In the busy property market, meeting increasing demand from the private sector, together with public-sector pressure for housing and infrastructure projects, will require exponential growth in output from the construction industry.
owever, issues exist as to whether or not contractors will accept the existing standard building contracts in both private and public sectors – or must they be amended to reflect new realities?
That was one of the points recently put to me by Jarleth Heneghan, a partner at William Fry, who is both a lawyer and a chartered surveyor, specialising in construction and project law.
For many years the standard form of private sector building contract is that recommended by the Royal Institute of the Architects of Ireland (RIAI). In the public sector it is the Public Works Contract (PWC, employer-designed).
Last year a new private sector form of contract was launched with support from bodies such as the Construction Industry Federation (CIF), Engineers Ireland, and the SCSI.
Mr Heneghan told me that the objective of the contract is to achieve a fair allocation of risk between the parties, and promote sustainability and efficiency in the industry. The balance of responsibility historically sits with the contractor in the RIAI standard form contract, and with the client in a PWC contract.

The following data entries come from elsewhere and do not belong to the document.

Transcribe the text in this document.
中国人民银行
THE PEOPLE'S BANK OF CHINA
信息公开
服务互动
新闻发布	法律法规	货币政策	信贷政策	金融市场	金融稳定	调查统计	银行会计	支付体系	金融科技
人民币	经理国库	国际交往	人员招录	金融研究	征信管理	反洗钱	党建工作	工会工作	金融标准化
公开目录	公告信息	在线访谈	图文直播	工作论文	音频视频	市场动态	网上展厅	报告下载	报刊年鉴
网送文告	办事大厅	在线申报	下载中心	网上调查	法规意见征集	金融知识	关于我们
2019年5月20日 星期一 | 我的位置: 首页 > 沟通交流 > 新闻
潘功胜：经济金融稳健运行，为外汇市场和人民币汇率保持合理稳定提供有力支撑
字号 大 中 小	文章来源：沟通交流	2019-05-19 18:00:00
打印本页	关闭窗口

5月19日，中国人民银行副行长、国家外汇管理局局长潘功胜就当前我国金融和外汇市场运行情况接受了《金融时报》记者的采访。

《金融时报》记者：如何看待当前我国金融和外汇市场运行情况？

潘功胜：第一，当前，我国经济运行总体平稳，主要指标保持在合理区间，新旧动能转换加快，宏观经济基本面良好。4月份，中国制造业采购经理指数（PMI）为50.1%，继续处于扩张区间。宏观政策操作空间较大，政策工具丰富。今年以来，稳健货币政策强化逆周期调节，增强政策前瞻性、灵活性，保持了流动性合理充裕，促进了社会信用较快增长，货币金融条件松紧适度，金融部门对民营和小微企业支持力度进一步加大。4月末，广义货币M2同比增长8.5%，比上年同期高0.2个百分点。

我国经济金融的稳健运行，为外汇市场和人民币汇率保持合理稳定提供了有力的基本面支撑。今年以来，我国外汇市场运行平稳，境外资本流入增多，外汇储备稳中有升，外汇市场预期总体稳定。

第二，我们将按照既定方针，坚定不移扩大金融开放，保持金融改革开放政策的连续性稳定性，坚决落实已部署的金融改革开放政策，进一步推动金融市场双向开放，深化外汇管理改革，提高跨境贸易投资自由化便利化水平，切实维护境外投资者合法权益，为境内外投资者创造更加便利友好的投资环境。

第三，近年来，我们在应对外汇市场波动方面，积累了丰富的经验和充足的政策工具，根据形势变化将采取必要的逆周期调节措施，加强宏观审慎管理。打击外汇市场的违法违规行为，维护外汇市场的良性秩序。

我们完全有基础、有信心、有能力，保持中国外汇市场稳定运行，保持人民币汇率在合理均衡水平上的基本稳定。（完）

However Mr Heneghan says the new form of contract – though it has advantages in dealing with sub-contractors, insurances, force majeure and changes in the law – is not yet widely used.
The slow adoption of the new form of contract is a question for the industry, and he suggests it may be due to familiarity with the RIAI contract.
Problems are emanating from the rapid increase in the cost of materials and labour, and in the supply of materials, exacerbated by the pandemic and Brexit.
In a fixed-price contract, the contractor is at risk where costs overrun. Although the standard RIAI contract makes allowance for price variations, many contracts are amended to shift risk to the contractor for cost increases.
Hence, contractors are finding contracts potentially uneconomical, and are looking for opportunities to challenge them – especially in the public sector.
The main issues are that PWC contracts are strict on delay, do not have force majeure clauses, do not provide for the pandemic, and offer limited ability to recover costs.
Some contractors, who have reached ‘preferred tenderer status’ are insisting on renegotiating contracts. According to Mr Heneghan, PWC contracts place high risk on contractors, sometimes causing them to withdraw from public tender competitions, or to progress claims opportunities – in an attempt to redress the balance of risk.
There is currently no contractual ability in Ireland in PWC contracts to better share risk between the parties and engage in collaboration, as is the case with UK public-sector contracts.
Problems also arise where the completion of buildings is delayed due to the late delivery of key building components, as factory production has been slowed by the pandemic and Brexit. Again, the contractor, in both private and public contracts, is at risk of bearing the additional costs.
Mr Heneghan will present a workshop to members of the SCSI on ‘Current Trends in Contracting’ on September 29, which all surveyors should attend, not just those in the development sector, as this topic is foremost in clients’ minds.